For far too long, Mr. President, the Nigerian people have been taken advantage of by men and women in power. Before our eyes, our beloved country has flipped into a graded gridiron of greed freaks goaded by garrotting gougers and gory goons, who use the purlieu of power to kill, steal, and destroy. Mr. President, how do you rank a country where a senator earns N25m per month and a university professor takes home between N500k and N1m in the same period? Why must people who assemble only a few hours a week discussing nothing earn more than many Nigerians who lay it all out on the battlefield of daily struggles to keep their heads above water? Why must the salaries of workers be delayed for months while politicians are paid promptly for doing Nigerians no scintilla of good? This is a sickening picture! The terrorising fingers of toxic people in power have created widespread chaos and cataclysm. They are like black holes that suck out our collective positive energy. If corruption among government folks continues to have nine lives, if wastages and leakages thrive with reckless abandon in government, Nigeria will still be sitting and situated on landmines of poverty and hunger. Mr President, only you can help chart that course and lead us to MAKING NIGERIA SWEET AGAIN!

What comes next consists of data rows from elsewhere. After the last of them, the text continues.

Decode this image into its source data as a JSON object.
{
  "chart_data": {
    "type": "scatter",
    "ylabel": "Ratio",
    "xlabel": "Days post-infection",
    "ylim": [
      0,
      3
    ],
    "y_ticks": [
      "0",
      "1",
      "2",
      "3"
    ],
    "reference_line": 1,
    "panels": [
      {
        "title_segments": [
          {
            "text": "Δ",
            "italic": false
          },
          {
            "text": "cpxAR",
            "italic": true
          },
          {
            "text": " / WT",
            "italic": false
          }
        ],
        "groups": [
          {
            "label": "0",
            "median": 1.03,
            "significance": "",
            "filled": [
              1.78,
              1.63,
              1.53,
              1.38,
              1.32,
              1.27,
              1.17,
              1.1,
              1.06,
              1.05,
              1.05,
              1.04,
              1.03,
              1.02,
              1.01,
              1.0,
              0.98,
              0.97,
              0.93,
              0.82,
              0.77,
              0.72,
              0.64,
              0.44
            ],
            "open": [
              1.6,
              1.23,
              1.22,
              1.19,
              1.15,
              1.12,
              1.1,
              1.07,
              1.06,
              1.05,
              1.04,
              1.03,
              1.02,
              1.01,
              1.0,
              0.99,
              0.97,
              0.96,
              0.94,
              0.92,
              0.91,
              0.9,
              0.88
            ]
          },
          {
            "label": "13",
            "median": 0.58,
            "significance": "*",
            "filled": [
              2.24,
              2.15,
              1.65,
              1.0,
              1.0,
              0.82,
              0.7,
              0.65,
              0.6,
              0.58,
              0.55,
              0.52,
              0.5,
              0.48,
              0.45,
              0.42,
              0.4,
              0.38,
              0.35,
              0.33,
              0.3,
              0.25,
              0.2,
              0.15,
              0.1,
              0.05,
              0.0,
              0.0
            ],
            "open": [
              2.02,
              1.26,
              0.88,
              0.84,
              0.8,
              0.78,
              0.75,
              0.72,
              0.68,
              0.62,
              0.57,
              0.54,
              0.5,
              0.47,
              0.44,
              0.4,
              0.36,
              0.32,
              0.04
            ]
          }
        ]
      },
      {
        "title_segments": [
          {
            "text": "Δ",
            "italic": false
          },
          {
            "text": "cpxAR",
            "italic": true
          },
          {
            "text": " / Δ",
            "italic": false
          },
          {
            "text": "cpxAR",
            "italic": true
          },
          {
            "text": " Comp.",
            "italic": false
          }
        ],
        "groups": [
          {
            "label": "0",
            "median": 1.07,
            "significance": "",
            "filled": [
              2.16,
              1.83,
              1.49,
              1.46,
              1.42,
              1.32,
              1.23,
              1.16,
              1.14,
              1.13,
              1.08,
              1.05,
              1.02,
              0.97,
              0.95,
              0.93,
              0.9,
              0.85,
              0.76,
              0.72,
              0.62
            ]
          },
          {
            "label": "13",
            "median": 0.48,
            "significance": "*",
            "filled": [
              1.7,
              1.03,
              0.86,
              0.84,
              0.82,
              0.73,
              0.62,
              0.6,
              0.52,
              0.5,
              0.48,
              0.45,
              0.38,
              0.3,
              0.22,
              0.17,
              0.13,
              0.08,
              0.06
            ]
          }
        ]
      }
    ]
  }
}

Many Nigerians I know who live in the US and who crave to return home are doing remarkably and excellently great for themselves and their families. Many are professionals and astute businessmen who have made a mark for themselves in their various endeavors. They don’t need government contracts, they don’t salivate after dirty gold and silver, they have enough that will last them a long time, even if they live a hundred years more. There is always something about home that you can never find even outside of a conducive home abroad. There is a gnaw, a pull, a push about home that triggers an indescribable sweet sensation. It’s only at home that you find familiar faces that bring back sweet memories into your bones. It’s only at home that stories and events are brought into remembrance, bringing laughter and joy to a weary soul. There’s just something different about home. When all is said and done, home is the best place to be. Mr President, we know that leadership, especially in an intricate and complex flummox called Nigeria, is very tough. But by every means necessary, please, MAKE NIGERIA SWEET AGAIN. May God help you get it done.